Questions for future research:
- I do political philosophy, so I had better take a closer look at Heidegger's discussion of polis and the "swirl."
- I would like to hear more about "being-toward-death." How do we engage death inauthentically? How do we discuss that without being judgmental?
- How does the law of being relate to the sacred? The phrase "ontological piety" arises several times in this paper with regard to Antigone's disposition.

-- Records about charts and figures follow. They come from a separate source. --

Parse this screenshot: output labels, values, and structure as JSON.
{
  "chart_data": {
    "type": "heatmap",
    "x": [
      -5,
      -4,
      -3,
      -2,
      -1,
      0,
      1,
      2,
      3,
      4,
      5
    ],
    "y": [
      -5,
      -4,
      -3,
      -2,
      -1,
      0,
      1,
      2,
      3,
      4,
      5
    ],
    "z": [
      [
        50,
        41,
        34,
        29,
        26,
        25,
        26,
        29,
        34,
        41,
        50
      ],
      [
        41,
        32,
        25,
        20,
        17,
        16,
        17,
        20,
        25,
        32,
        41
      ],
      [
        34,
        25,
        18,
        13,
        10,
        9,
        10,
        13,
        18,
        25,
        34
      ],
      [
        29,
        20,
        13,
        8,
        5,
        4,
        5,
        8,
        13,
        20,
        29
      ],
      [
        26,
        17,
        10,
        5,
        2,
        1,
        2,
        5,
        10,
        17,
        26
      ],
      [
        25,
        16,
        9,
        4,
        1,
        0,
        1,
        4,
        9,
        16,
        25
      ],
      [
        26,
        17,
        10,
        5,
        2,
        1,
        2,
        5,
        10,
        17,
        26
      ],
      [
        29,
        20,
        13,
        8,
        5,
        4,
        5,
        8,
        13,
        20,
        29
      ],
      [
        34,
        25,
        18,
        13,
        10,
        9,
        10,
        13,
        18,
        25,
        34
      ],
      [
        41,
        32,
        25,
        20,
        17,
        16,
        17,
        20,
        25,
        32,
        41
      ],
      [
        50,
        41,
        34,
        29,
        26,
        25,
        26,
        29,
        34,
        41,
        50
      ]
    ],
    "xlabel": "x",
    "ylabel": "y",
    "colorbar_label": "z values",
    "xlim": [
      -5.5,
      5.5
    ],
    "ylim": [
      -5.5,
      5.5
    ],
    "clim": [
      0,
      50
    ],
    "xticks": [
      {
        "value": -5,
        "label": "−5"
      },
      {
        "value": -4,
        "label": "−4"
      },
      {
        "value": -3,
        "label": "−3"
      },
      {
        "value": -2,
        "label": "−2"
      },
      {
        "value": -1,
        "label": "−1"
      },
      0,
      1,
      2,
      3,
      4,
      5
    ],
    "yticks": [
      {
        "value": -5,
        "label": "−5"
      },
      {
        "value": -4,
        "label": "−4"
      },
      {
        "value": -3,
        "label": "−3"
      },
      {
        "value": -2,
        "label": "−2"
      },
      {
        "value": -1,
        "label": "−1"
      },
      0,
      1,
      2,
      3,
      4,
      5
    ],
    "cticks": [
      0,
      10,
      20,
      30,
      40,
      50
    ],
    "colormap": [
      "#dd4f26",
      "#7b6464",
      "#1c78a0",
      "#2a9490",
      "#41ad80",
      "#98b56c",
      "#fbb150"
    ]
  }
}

- Also interested in authenticity, originality, and legacy. Authentic living should result in a unique product, no?
Key quote:
Withy: "In the face of being’s backgrounding and ungrounding, reasons run out. At the end of explanation, reticence is the appropriate response. With her reticence, Antigone faces up to the finitude of being and her own finitude as exposed to it. Yet she continues to respect the law of being qua world, making sense of things as the things that they are in the face of the fact that intelligibility runs out."